Even if the trial judge were to violate a “mandatory” statute by accepting the defendant’s waiver of a jury trial without first appointing an attorney to represent him for purposes of that one decision, that violation would not suffice to invoke habeas relief. After all, most provisions in the Code of Criminal Procedure are “mandatory,” in that they state that a trial court “shall” or “must” do something in a particular manner. To say that a statute is “mandatory” is simply to say that the law prescribes the manner in which a particular action should or shall be taken.
For example, although other portions of article 1.13 are also written in mandatory terms, a violation of those provisions would not be cognizable on a writ of habeas corpus because it would not be a jurisdictional defect or constitutional or fundamental violation. It would be a procedural violation. In Ex parte Sadberi"y, 864 S.W.2d 541, 543 (Tex.Crim.App.1993), this Court, in an 8-1 decision, held that a violation of the mandatory requirement in article 1.13 that a defendant sign a jury waiver17 was not cognizable on a writ of habeas corpus. In Sadberry, this Court relied upon numerous prior cases which had held that habeas relief is available only for instances in which “the trial court’s judgment is void, and cannot be invoked for mere irregularities in the proceedings below.” Id. at 542. Unfortunately, the Court used the dreaded word “void” again.
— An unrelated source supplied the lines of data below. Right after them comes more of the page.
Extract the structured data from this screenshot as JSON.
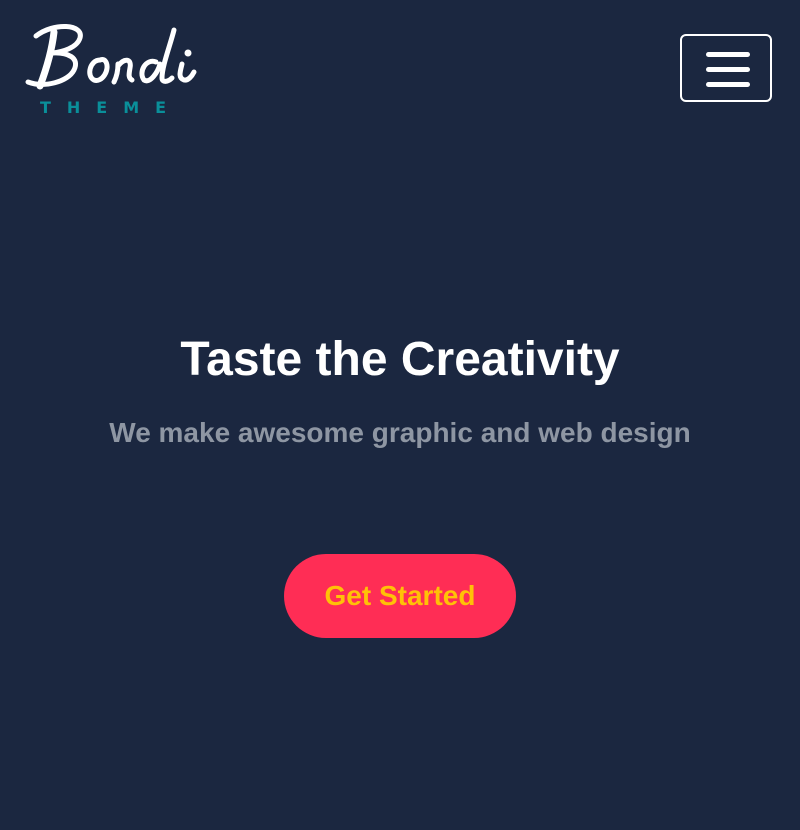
{
  "logo": {
    "name": "Bondi",
    "tagline": "THEME",
    "tagline_color": "#0a8f9a"
  },
  "header": {
    "menu_icon": "hamburger-menu-icon"
  },
  "hero": {
    "title": "Taste the Creativity",
    "subtitle": "We make awesome graphic and web design",
    "cta_label": "Get Started"
  },
  "colors": {
    "background": "#1b2740",
    "cta_background": "#ff2d55",
    "cta_text": "#ffc107",
    "subtitle_text": "#8e96a3"
  }
}
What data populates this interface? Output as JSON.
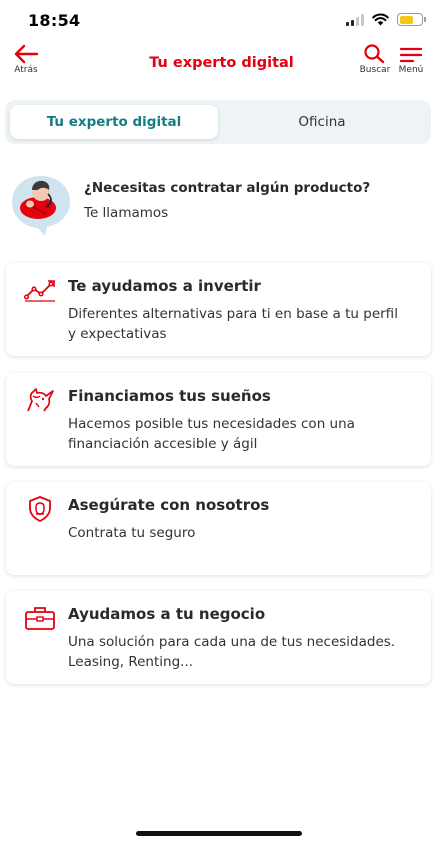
{
  "status_bar": {
    "time": "18:54",
    "battery_color": "#f5c518"
  },
  "header": {
    "back_label": "Atrás",
    "title": "Tu experto digital",
    "search_label": "Buscar",
    "menu_label": "Menú",
    "accent_color": "#e4000f"
  },
  "tabs": [
    {
      "label": "Tu experto digital",
      "active": true
    },
    {
      "label": "Oficina",
      "active": false
    }
  ],
  "call_banner": {
    "title": "¿Necesitas contratar algún producto?",
    "subtitle": "Te llamamos",
    "icon": "agent-avatar-icon"
  },
  "cards": [
    {
      "icon": "investment-chart-icon",
      "title": "Te ayudamos a invertir",
      "description": "Diferentes alternativas para ti en base a tu perfil y expectativas"
    },
    {
      "icon": "unicorn-icon",
      "title": "Financiamos tus sueños",
      "description": "Hacemos posible tus necesidades con una financiación accesible y ágil"
    },
    {
      "icon": "shield-icon",
      "title": "Asegúrate con nosotros",
      "description": "Contrata tu seguro"
    },
    {
      "icon": "briefcase-icon",
      "title": "Ayudamos a tu negocio",
      "description": "Una solución para cada una de tus necesidades. Leasing, Renting..."
    }
  ]
}
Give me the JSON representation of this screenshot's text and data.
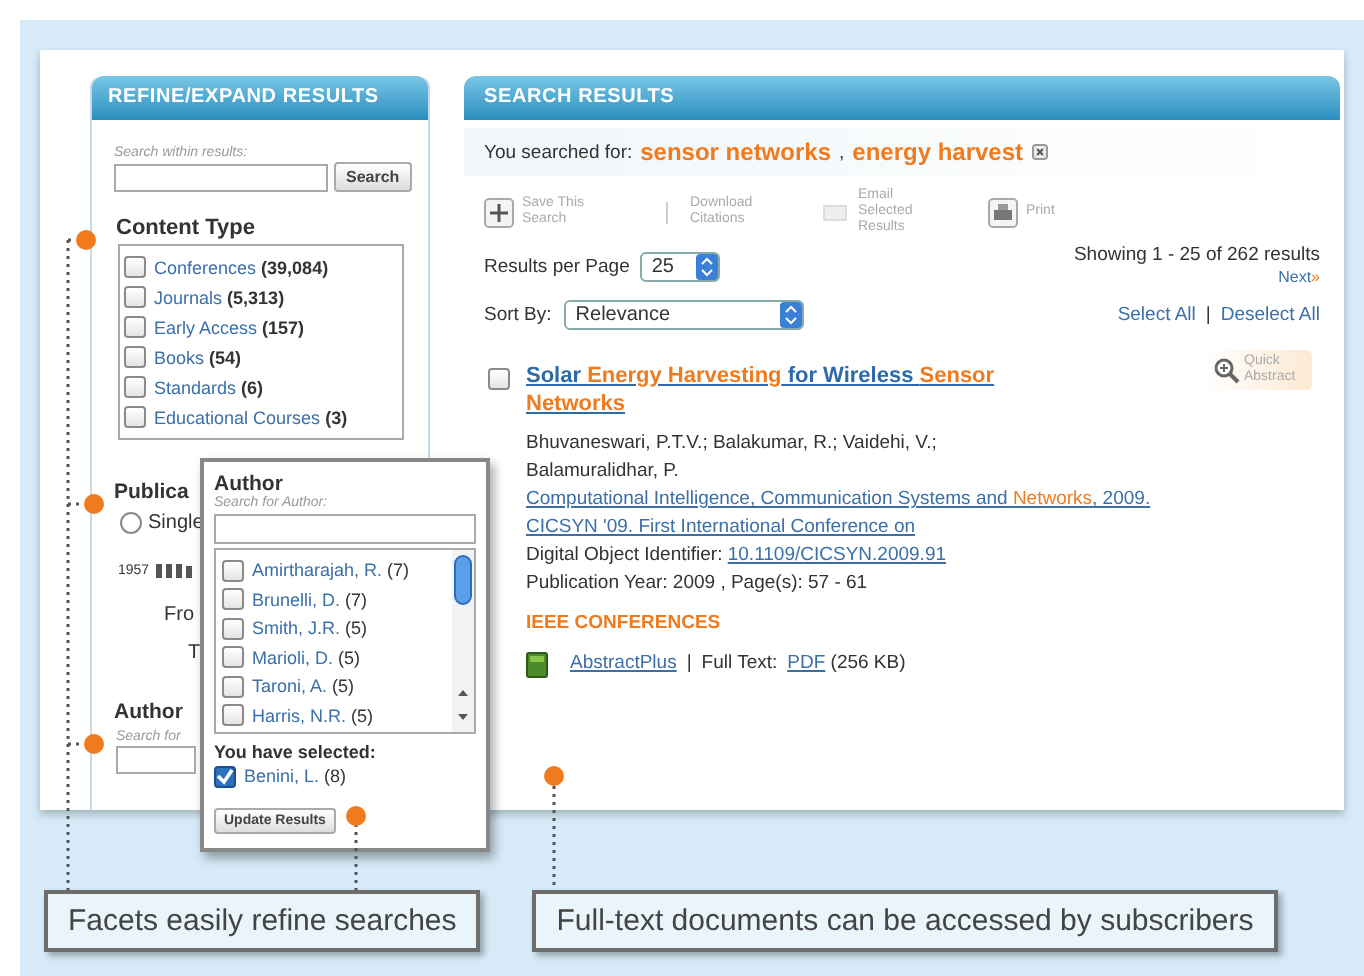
{
  "sidebar": {
    "title": "REFINE/EXPAND RESULTS",
    "search_label": "Search within results:",
    "search_button": "Search",
    "content_type": {
      "heading": "Content Type",
      "items": [
        {
          "label": "Conferences",
          "count": "(39,084)",
          "checked": false
        },
        {
          "label": "Journals",
          "count": "(5,313)",
          "checked": false
        },
        {
          "label": "Early Access",
          "count": "(157)",
          "checked": false
        },
        {
          "label": "Books",
          "count": "(54)",
          "checked": false
        },
        {
          "label": "Standards",
          "count": "(6)",
          "checked": false
        },
        {
          "label": "Educational Courses",
          "count": "(3)",
          "checked": false
        }
      ]
    },
    "publication": {
      "heading": "Publica",
      "option": "Single",
      "selected": false,
      "year": "1957",
      "from": "Fro",
      "to": "T"
    },
    "author": {
      "heading": "Author",
      "placeholder": "Search for"
    }
  },
  "author_popup": {
    "title": "Author",
    "search_label": "Search for Author:",
    "items": [
      {
        "label": "Amirtharajah, R.",
        "count": "(7)",
        "checked": false
      },
      {
        "label": "Brunelli, D.",
        "count": "(7)",
        "checked": false
      },
      {
        "label": "Smith, J.R.",
        "count": "(5)",
        "checked": false
      },
      {
        "label": "Marioli, D.",
        "count": "(5)",
        "checked": false
      },
      {
        "label": "Taroni, A.",
        "count": "(5)",
        "checked": false
      },
      {
        "label": "Harris, N.R.",
        "count": "(5)",
        "checked": false
      }
    ],
    "selected_heading": "You have selected:",
    "selected_items": [
      {
        "label": "Benini, L.",
        "count": "(8)",
        "checked": true
      }
    ],
    "button": "Update Results"
  },
  "results": {
    "title": "SEARCH RESULTS",
    "searched_label": "You searched for:",
    "terms": [
      "sensor networks",
      "energy harvest"
    ],
    "separator": ",",
    "toolbar": [
      {
        "kind": "save",
        "label": "Save This Search"
      },
      {
        "kind": "download",
        "label": "Download Citations"
      },
      {
        "kind": "email",
        "label": "Email Selected Results"
      },
      {
        "kind": "print",
        "label": "Print"
      }
    ],
    "per_page_label": "Results per Page",
    "per_page": "25",
    "showing": "Showing 1 - 25 of 262 results",
    "next": "Next",
    "next_mark": "»",
    "sort_label": "Sort By:",
    "sort_value": "Relevance",
    "select_all": "Select All",
    "link_separator": "|",
    "deselect_all": "Deselect All",
    "result": {
      "checked": false,
      "title": [
        {
          "text": "Solar ",
          "highlight": false
        },
        {
          "text": "Energy Harvesting",
          "highlight": true
        },
        {
          "text": " for Wireless ",
          "highlight": false
        },
        {
          "text": "Sensor Networks",
          "highlight": true
        }
      ],
      "quick_abstract": "Quick Abstract",
      "authors": "Bhuvaneswari, P.T.V.; Balakumar, R.; Vaidehi, V.; Balamuralidhar, P.",
      "publication": [
        {
          "text": "Computational Intelligence, Communication Systems and ",
          "highlight": false
        },
        {
          "text": "Networks",
          "highlight": true
        },
        {
          "text": ", 2009. CICSYN '09. First International Conference on",
          "highlight": false
        }
      ],
      "doi_label": "Digital Object Identifier:",
      "doi": "10.1109/CICSYN.2009.91",
      "year_pages": "Publication Year: 2009 , Page(s): 57 - 61",
      "source": "IEEE CONFERENCES",
      "abstract_link": "AbstractPlus",
      "separator": "|",
      "full_text_label": "Full Text:",
      "pdf": "PDF",
      "size": "(256 KB)"
    }
  },
  "callouts": [
    "Facets easily refine searches",
    "Full-text documents can be accessed by subscribers"
  ]
}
However, the cases this Court relied upon correctly stated the circumstances under which habeas relief is available, namely, to review jurisdictional defects or denials of fundamental or constitutional rights. As the Court explained:
While we do not sanction noncompliance with procedural rules designed to safeguard constitutional rights, the writ was not intended to provide for relief for [211]*211such noncompliance where the record is otherwise clear on the rights to which the procedural formalities pertain. Accordingly, we hold that where the applicant does not claim he desired and was deprived of his constitutional right to a trial by jury, that he did not intend to waive a jury trial or that he was otherwise harmed, and the record reflects that the applicant agreed to the waiver, we will not set aside a conviction by habeas corpus or collateral attack due to the applicant’s failure to sign a written jury form pursuant to article 1.13.
Id. at 543. The reasoning and result in Sadberry are sound. We will continue to follow it. Therefore, we ineluctably conclude that a violation of article 1.13(e) is not cognizable on a writ of habeas corpus.
Therefore, we affirm the decision of the Court of Appeals.
HOLCOMB, J., filed a dissenting opinion, in which PRICE and JOHNSON, JJ., joined.